Burnout macht einsam, denn selbst, wenn es Leute gibt, die versuchen, einen da
wieder raus zu holen, ist einem das egal, denn man kann ihre Sorgen um die
eigene Person nicht mitfühlen und die eigene Person ist einem sowieso egal.
Phase 6: Verzweiflung
Das Ganze endet in einer riesigen Verzweiflung, weil man merkt, dass man gegen
die Wand fährt, aber alleine den Rückwärtsgang nicht finden kann. Und selbst,
wenn man das könnte, ist der Motor ausgegangen und kein Sprit mehr im Tank.
Alles scheint sinnlos und hoffnungslos und im Extremfall kann das Ganze in
einem Suizid enden.
Die schrecklichsten Aspekte des Burnout-Syndroms sind:
Die Unfähigkeit zu Fühlen.
Die innere Nervosität bis zum Gefühl des Platzens.
Die Depersonalisierung: man ist nicht mehr man selbst und kommt selbst nicht
mehr an sich ran.
Die Einsamkeit.
Die Hoffnungslosigkeit: man sieht einfach keinen Ausweg, sondern glaubt, man
wird verrückt.
Das einzige, was einem wirklich helfen kann, ist wieder ein
neues Ziel zu finden.
Die Auslöser zu ermitteln, zu beseitigen und neu zu starten. Wenn nötig bei
Null.
Das kostet Energie, die man nicht zu haben glaubt, aber neue Ziele können viel
neue Energie frei setzen und man kann sich selbst überraschen, zu welchen
Leistungen man wieder in der Lage sein kann.
Gerade, wenn man vorher von guten Leistungen verwöhnt war, fällt es besonders
schwer, sich einzugestehen, dass man vielleicht eine falsche Entscheidung
getroffen hat, doch alles ist besser, als in den 6 Phasen fest zu stecken.
Die Angst und die Nervosität bleiben noch eine ganze Weile, aber sie sind nur
Symptome einer verschwindenden Krankheit.

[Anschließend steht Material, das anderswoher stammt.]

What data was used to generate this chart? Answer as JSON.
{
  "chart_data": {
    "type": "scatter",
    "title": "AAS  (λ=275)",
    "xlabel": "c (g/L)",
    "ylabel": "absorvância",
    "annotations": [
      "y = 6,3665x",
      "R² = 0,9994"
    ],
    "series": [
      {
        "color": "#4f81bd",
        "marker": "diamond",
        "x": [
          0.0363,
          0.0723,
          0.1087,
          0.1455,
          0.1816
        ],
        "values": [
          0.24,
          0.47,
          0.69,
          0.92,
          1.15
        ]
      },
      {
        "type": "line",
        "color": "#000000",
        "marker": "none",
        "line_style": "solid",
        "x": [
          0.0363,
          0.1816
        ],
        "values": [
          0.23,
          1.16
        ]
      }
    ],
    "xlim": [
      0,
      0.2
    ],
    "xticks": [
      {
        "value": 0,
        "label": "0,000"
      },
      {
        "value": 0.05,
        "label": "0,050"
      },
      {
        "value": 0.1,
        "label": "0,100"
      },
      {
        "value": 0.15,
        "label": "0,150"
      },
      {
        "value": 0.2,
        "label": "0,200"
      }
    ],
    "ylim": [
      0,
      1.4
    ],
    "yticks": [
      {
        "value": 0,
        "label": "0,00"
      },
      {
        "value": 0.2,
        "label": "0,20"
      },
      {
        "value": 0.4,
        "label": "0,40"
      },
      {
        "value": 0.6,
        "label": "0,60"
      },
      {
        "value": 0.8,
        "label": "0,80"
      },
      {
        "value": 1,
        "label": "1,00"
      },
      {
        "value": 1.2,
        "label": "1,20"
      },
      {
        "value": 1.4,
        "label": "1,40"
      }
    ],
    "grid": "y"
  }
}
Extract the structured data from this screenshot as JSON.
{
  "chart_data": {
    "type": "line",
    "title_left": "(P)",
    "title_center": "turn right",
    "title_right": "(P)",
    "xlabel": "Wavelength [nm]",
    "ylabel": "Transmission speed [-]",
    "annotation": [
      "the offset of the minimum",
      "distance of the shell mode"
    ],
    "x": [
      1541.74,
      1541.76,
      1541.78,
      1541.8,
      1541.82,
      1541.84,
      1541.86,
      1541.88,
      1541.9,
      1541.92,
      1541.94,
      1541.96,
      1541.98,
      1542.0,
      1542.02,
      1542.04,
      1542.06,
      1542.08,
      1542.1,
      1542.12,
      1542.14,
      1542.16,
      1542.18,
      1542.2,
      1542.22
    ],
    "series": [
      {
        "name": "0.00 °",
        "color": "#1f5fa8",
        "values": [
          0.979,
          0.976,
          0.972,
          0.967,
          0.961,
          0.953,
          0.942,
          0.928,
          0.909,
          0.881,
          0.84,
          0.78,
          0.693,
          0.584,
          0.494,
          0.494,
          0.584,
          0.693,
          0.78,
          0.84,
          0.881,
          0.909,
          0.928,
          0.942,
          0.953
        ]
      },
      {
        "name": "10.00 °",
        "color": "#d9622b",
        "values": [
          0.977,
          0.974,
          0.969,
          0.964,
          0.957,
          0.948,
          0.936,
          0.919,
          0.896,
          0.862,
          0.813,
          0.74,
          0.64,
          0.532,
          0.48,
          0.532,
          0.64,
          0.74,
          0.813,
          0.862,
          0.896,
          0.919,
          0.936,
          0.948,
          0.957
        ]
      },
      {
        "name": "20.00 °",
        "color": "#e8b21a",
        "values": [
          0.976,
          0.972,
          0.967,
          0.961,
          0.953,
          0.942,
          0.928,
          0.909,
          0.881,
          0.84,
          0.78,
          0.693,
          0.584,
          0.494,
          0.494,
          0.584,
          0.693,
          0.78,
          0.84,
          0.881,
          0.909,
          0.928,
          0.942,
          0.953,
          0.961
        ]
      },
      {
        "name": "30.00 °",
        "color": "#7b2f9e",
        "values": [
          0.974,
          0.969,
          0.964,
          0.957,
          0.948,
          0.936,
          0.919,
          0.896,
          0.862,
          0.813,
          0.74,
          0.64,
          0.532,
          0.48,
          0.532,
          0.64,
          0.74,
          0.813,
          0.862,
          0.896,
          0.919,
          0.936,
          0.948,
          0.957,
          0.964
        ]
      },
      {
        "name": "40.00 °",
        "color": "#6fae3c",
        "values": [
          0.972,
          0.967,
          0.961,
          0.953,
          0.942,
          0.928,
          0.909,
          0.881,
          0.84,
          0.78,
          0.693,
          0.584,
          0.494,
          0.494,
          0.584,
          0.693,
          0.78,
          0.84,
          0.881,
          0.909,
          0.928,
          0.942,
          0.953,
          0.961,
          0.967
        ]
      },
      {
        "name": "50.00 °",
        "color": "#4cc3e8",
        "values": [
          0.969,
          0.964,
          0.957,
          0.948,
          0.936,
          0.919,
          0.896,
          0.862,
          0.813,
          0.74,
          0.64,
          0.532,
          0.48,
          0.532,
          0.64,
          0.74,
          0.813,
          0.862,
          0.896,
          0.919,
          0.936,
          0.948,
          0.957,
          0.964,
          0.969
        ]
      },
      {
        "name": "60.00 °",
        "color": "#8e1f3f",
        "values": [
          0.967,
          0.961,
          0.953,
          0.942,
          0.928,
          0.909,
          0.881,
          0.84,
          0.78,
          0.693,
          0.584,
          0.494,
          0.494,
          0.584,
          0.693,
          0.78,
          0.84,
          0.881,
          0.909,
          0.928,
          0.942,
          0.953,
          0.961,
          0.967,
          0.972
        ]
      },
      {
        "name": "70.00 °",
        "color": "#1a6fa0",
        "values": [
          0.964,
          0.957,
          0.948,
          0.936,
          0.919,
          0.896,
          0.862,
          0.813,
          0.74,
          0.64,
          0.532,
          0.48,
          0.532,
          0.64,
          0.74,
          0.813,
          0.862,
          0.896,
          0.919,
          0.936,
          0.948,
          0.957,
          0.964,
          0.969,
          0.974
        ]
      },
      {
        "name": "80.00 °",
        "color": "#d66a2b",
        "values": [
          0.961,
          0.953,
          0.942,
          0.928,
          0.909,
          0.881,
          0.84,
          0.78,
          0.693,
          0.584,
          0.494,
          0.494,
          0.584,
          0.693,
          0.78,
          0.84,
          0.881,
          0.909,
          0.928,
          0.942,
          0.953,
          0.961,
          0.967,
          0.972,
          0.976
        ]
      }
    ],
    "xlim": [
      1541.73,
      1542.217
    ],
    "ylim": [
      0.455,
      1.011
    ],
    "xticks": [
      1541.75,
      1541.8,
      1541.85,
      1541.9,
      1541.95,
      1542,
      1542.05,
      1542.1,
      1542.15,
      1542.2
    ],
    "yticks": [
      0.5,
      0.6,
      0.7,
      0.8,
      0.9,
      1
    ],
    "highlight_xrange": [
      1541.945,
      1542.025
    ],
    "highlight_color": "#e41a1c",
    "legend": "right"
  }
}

Die Empathie und die Gefühle kehren
langsam wieder zurück und füllen die vorher erfüllende Leere aufs Neue aus, sie
lassen einen wieder zu sich selbst finden, was zu neuem Selbstvertrauen führt.
Diese Krankheit entwickelt sich langsam und sie heilt auch nur langsam, und das
kann sie auch nur, wenn man selbst daran arbeitet und das kann man nur, wenn
man verstanden hat, was mit einem los ist und wie es dazu kam.
Manche sind so selbstreflektierend, dass sie das nach einer Weile wieder selbst
auf die Reihe kriegen und sich selbst, vielleicht mit Hilfe von anderen
Vertrauten, in den Hintern treten.
Andere brauchen die Hilfe von außen und können auch aus dem näheren Umfeld
nichts annehmen.
In diesem Fall sollte sich niemand scheuen, sich externe Hilfe
zu suchen.
Das Leben ist zu schade, als es in diesem Teufelskreis zu verbringen.
Und doch ist dieser Teufelskreis auch ein Teil des eigenen
Lebens, den es zu verarbeiten gilt, damit es weiter positiv in die Zukunft
gehen kann. Jeder macht das auf seine Weise: manche malen, andere singen, die
nächsten fotografieren und es gibt auch welche, die darüber schreiben.